7. The counsel for the Respondent filed their list of authorities consisting of the case of Mukisa Biscuits Manufacturing Co. Ltd –V- West End Distributors Ltd{1969} E.A 696 and made reference to Article 159 of the Constitution of Kenya 2010.
8. In support of this appeal the counsel for the Appellant filed their submissions and list of authorities dated 18th April 2016 while the Respondent’s counsel filed theirs dated 30th April 2016. The submissions filed by the counsel in this court are more or less an expanded mirror of those filed in the lower court.
9. The court having considered the grounds of appeal, submissions by both counsel, and the lower court record comes to the following determinations;
a) That the summons were served on the Appellant who entered appearance through his advocate on record vide the memo dated 23rd March 2012.
b) That upon the Appellant failing to file a defence within the time required, the Respondent requested for interlocutory judgment vide their letter dated 24th April 2012 and filed in court on 27th April 2012. The interlocutory judgment was entered on the 27th April 2012 with directions that the suit be fixed for formal proof.
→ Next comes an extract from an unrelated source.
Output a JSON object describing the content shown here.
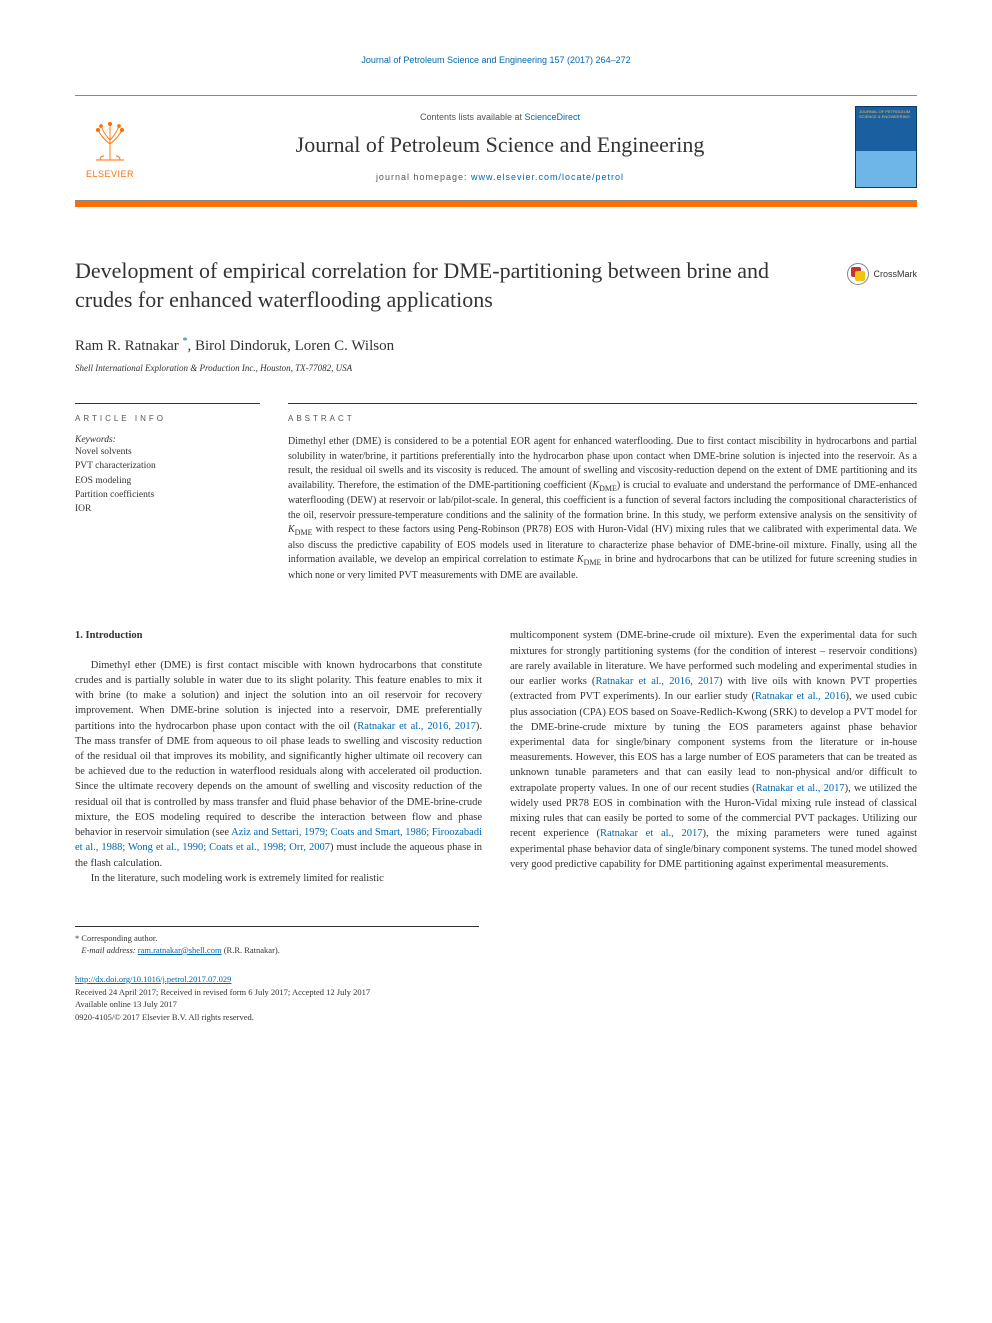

c) That on the 11th May 2012 the case was fixed for formal proof by consent on the 8th June 2012, on which date the hearing was rescheduled to 22nd June 2012. By then the notice to raise the preliminary objection had been filed on 5th June 2012.
d) That the ruling by the learned trial magistrate merely states that the existence of the interlocutory judgment in favour of the Respondent dated 27th April 2012 meant the Appellant could not have audience before the court to prosecute the preliminary objection. The learned trial magistrate struck out the preliminary objection without making a merit finding on whether or not the court had jurisdiction to hear and determine the matter before it. The learned trial magistrate went ahead to propose that the Appellant should first move the court to have the interlocutory judgment set aside so as to get audience before the court. The court do not find any fault in the position taken by the learned trail magistrate for reasons that, the Appellant having failed to file defence, and the interlocutory judgment having been entered, his subsequent participation in the proceedings would be limited to cross-examining the witnesses called by the Respondent.
e) That the finding in (d) above clearly shows that the four grounds on the memorandum of appeal have no relevance to the learned trial magistrates ruling of 6th July 2012 and are therefore rejected. The Appellant should consider taking the route proposed by the learned trail magistrate to have the interlocutory judgment vacated first, and thereafter move the trial court for a determination on the issue of jurisdiction to hear and determine the suit before it.
10. That flowing from the findings above the Appellant’s appeal fails and is dismissed with costs.
It is so ordered.
S.M. KIBUNJA
ENVIRONMENT & LAND – JUDGE
DATED AND DELIVERED THIS 18th DAY OF JANUARY 2017
In presence of;
Appellant absent
Respondent absent
Counsel Mr. Kwenga for Plaintiff/Applicant
Mr Oguso for the Defendant/Respondent
S.M. KIBUNJA
ENVIRONMENT & LAND – JUDGE
18/1/2017
18/1/2017
S.M. Kibunja Judge
Oyugi court Assistant
Parties absent
Mr. Kwenga for he Plaintiff
Mr Oguso for the Defendant
Court: Ruling delivered and dated in open court in presence of Mr. Kwenga and Oguso for the Plaintiff and Defendant respectively.